Berlin. Götz Kubitschek kann mit Parteien eigentlich nicht viel anfangen. Eigentlich. Der Ex-Bundeswehroffizier und Rittergutsbesitzer betreibt in Schnellroda in Sachsen-Anhalt den rechtsnationalen Kleinverlag Antaios und die rechte Denkfabrik „Institut für Staatspolitik". Er gilt als Vordenker der Neuen Rechten in Deutschland. Das erzählt er, ganz der entrückte Intellektuelle, ausgerechnet vor 50 Partei-Nachwuchskadern. Die Junge Alternative Brandenburg, die Jugendorganisation der AfD, hat Kubitschek zu einem Vortrag geladen, es ist noch vor der Bundestagswahl. Der Publizist denkt gar nicht daran, es dem AfD-Nachwuchs einfach zu machen.
Er erzählt die Geschichte zweier junger Kader aus der AfD, die zu ihm gekommen seien, um Hilfe bei einer innerparteilichen Intrige zu erbitten. „Der Besuch zweier Parteikader", beginnt Kubitschek sein Fazit, „kann einen guten, klaren Vormittag zu einem vernebelten, einem heuchlerischen, unehrlichen, hinterfotzigen, einem in jeder Hinsicht unverbindlichen und vorläufigen Feld machen." Er spuckt die Worte aus. Das politische Geschäft sei nichts für junge Leute. „Es tut ihnen nicht gut, und sie sollten es meiden", beendet er seine Anekdote vor dem Parteinachwuchs. Niemand klatscht. Kubitschek kommentiert: „Na, das war mir klar, dass da keiner applaudiert." Großes Gelächter. Der rechte Denker warnt den Nachwuchs: „Der Parteiapparat wird Sie maßschneidern oder zurechtdenken." Damit gerieten sie unweigerlich ins Establishment und wären für die wahre Opposition verloren. „Fundamentalopposition ist die Etablierung der Partei zu den Bedingungen des Politischen. Nicht zu den Bedingungen des Establishments."

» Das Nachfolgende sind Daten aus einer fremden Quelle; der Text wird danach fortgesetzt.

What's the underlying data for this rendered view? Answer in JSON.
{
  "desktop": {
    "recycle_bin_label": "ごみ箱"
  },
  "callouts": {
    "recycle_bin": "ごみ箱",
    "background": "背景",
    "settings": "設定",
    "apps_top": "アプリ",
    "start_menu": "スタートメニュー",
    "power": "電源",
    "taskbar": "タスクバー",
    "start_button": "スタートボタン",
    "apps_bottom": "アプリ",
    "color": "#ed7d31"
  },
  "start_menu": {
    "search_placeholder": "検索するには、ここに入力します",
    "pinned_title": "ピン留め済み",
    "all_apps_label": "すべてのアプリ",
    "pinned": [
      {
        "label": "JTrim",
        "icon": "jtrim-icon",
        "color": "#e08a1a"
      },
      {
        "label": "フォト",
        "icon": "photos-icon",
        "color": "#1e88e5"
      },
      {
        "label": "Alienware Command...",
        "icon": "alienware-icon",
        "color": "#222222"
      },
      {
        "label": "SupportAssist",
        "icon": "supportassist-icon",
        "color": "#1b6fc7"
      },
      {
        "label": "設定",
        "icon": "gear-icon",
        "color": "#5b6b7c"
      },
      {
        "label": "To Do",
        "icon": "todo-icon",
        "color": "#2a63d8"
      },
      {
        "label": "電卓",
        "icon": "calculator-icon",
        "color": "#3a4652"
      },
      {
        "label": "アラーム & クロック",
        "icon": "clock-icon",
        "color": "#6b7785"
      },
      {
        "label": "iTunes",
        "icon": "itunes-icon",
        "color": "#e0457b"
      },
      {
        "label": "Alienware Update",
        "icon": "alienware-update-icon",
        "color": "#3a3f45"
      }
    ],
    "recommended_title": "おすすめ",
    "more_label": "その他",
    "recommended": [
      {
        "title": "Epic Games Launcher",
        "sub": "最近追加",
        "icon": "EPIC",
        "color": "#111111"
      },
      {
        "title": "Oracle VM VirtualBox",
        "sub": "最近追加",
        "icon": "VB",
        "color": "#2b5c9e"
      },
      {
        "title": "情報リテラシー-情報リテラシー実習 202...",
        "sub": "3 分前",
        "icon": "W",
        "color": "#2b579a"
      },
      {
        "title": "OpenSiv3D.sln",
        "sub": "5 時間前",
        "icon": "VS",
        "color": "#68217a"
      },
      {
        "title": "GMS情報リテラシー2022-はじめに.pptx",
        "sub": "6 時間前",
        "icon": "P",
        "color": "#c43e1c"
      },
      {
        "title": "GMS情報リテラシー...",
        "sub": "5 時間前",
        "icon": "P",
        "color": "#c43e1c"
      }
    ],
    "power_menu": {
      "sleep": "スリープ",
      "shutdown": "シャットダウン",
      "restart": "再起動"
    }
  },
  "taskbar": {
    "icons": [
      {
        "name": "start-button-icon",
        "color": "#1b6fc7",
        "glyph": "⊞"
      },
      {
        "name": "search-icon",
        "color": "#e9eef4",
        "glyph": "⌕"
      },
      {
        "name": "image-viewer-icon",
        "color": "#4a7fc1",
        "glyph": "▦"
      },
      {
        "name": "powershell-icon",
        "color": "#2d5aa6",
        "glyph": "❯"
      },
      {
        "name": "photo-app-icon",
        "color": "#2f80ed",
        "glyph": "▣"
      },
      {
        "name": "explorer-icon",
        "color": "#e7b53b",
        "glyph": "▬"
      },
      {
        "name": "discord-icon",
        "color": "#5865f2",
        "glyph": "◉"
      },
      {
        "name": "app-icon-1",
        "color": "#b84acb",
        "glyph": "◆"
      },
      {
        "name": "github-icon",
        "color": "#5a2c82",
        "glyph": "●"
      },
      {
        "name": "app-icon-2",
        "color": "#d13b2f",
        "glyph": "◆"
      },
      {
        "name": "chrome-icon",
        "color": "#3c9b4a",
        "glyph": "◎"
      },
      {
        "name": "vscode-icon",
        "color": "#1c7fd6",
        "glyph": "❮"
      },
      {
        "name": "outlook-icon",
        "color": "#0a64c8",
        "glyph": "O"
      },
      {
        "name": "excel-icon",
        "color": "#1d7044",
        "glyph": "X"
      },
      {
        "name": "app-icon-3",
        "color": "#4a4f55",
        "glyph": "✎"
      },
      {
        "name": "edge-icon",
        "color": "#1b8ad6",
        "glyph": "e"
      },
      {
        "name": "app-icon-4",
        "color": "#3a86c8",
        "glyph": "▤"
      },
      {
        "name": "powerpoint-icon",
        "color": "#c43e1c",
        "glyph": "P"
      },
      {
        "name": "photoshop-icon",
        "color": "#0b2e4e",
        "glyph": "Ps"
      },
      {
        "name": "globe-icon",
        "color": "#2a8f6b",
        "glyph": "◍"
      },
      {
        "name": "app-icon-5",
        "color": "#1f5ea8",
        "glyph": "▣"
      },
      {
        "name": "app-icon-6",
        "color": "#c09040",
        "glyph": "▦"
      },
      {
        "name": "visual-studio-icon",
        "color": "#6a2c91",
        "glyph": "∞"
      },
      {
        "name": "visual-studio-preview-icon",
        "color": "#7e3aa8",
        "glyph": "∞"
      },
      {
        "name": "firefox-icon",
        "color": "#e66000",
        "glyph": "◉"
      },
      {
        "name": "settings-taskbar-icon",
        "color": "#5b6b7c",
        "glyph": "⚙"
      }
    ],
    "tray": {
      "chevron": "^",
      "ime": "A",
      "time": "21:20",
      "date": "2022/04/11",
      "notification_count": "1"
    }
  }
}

Mittlerweile hat die AfD den Einzug in den Bundestag tatsächlich geschafft. Wenn das Parlament am nächsten Dienstag zur konstituierenden Sitzung zusammentritt, werden ganz rechts außen im Plenarsaal des Berliner Reichstagsgebäudes 92 Abgeordnete der AfD sitzen. In den nächsten Wochen und Monaten werden zudem mehrere Hundert Mitarbeiter für die Parlamentarier und für die Fraktion in den Bundestag einziehen. Und mit ihnen zieht auch der Einfluss von Rechtsextremisten wie Kubitschek in den Bundestag ein.

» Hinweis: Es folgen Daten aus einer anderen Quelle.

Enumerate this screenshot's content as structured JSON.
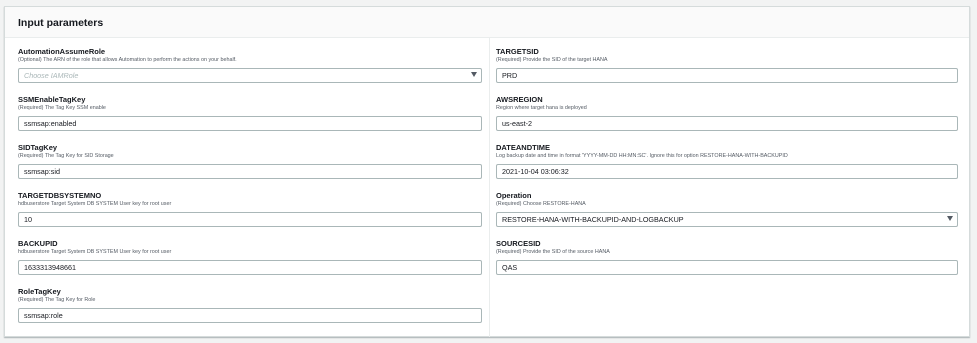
{
  "panel": {
    "title": "Input parameters"
  },
  "left": [
    {
      "label": "AutomationAssumeRole",
      "description": "(Optional) The ARN of the role that allows Automation to perform the actions on your behalf.",
      "placeholder": "Choose IAMRole",
      "value": "",
      "type": "select"
    },
    {
      "label": "SSMEnableTagKey",
      "description": "(Required) The Tag Key SSM enable",
      "value": "ssmsap:enabled",
      "type": "text"
    },
    {
      "label": "SIDTagKey",
      "description": "(Required) The Tag Key for SID Storage",
      "value": "ssmsap:sid",
      "type": "text"
    },
    {
      "label": "TARGETDBSYSTEMNO",
      "description": "hdbuserstore Target System DB SYSTEM User key for root user",
      "value": "10",
      "type": "text"
    },
    {
      "label": "BACKUPID",
      "description": "hdbuserstore Target System DB SYSTEM User key for root user",
      "value": "1633313948661",
      "type": "text"
    },
    {
      "label": "RoleTagKey",
      "description": "(Required) The Tag Key for Role",
      "value": "ssmsap:role",
      "type": "text"
    }
  ],
  "right": [
    {
      "label": "TARGETSID",
      "description": "(Required) Provide the SID of the target HANA",
      "value": "PRD",
      "type": "text"
    },
    {
      "label": "AWSREGION",
      "description": "Region where target hana is deployed",
      "value": "us-east-2",
      "type": "text"
    },
    {
      "label": "DATEANDTIME",
      "description": "Log backup date and time in format 'YYYY-MM-DD HH:MN:SC'. Ignore this for option RESTORE-HANA-WITH-BACKUPID",
      "value": "2021-10-04 03:06:32",
      "type": "text"
    },
    {
      "label": "Operation",
      "description": "(Required) Choose RESTORE-HANA",
      "value": "RESTORE-HANA-WITH-BACKUPID-AND-LOGBACKUP",
      "type": "select"
    },
    {
      "label": "SOURCESID",
      "description": "(Required) Provide the SID of the source HANA",
      "value": "QAS",
      "type": "text"
    }
  ]
}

Die Neue Rechte reagierte fast so euphorisch über den Einzug der Nationalisten auf die große parlamentarische Bühne wie Amerikas Alt-Right-Bewegung über den Aufstieg Donald Trumps. Das Ziel ist auf beiden Seiten des Atlantiks gleich: Die Rechtsextremen wollen mit ihren Gedanken, ihren Begriffen, ihren Themen in den Mainstream vordringen. In den USA haben sie es geschafft. In Deutschland üben sie noch. „Eine nie da gewesene Chance", sagt Kubitschek über den Einzug der AfD ins deutsche Parlament. „Nun steht die ernsthafte Infragestellung linksliberaler Hegemonie auf dem Programm", sagt er dem RedaktionsNetzwerk Deutschland (RND). Und weiter: „Die Chance, dass etwas von dem, was wir schreiben und sagen, den Weg in die politische Auseinandersetzung findet, ist sprunghaft gestiegen." Der Resonanzraum habe sich erweitert. Mit anderen Worten: Sie sind auf dem Weg in den Mainstream.

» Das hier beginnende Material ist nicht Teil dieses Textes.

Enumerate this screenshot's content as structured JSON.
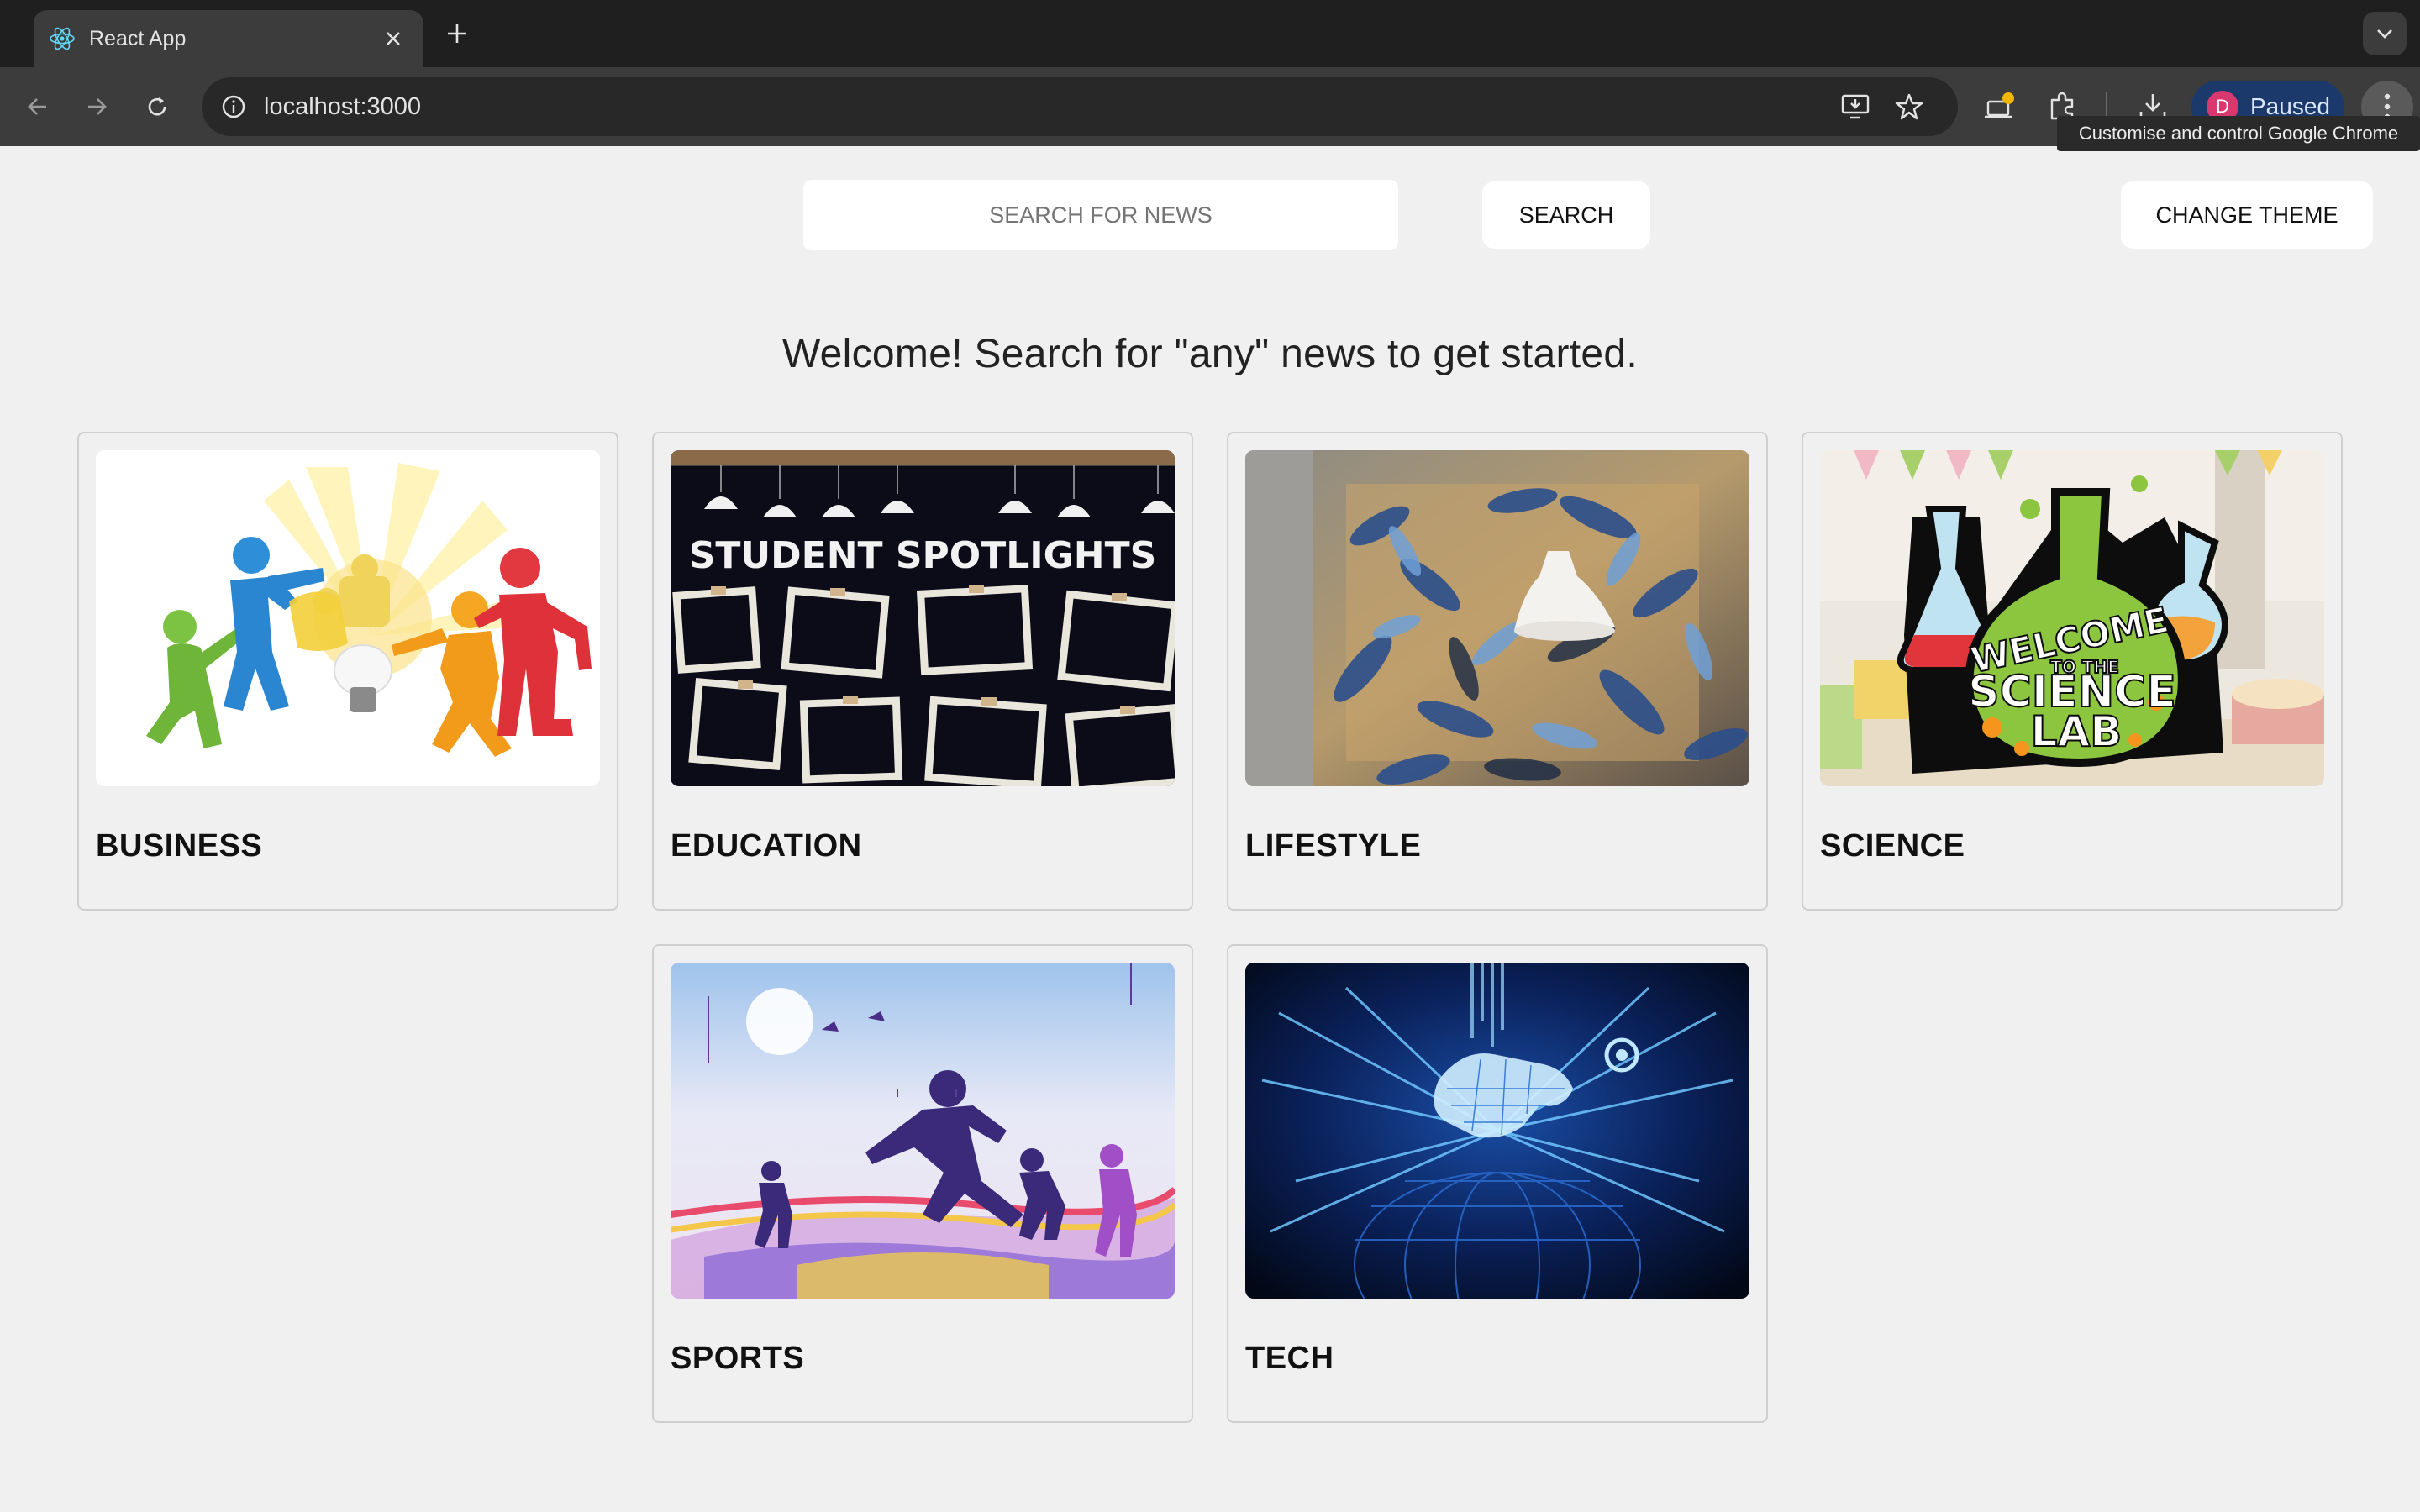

Das Ziel der rechten Vordenker: Der MainstreamSeit Gründung der AfD 2013 ist die Partei, die sich unter anderem für eine rigide Flüchtlingspolitik einsetzt, Anziehungspunkt für Aktivisten auch aus der neurechten Szene. Kubitschek hatte sich einmal um die Aufnahme in die AfD beworben. Unter dem längst geschassten Parteigründer Bernd Lucke wurde sein Antrag abgelehnt: Er stehe zu weit rechts. Kubitschek hat es nicht wieder versucht. „Es ist für beide Seiten besser", sagt Marc Jongen, neugewählter AfD-Bundestagsabgeordneter aus Karlsruhe, heute. So kann die AfD nicht dafür verantwortlich gemacht werden, dass Kubitschek den rechten Raum bis weit ins verfassungsfeindliche Spektrum beeinflusst.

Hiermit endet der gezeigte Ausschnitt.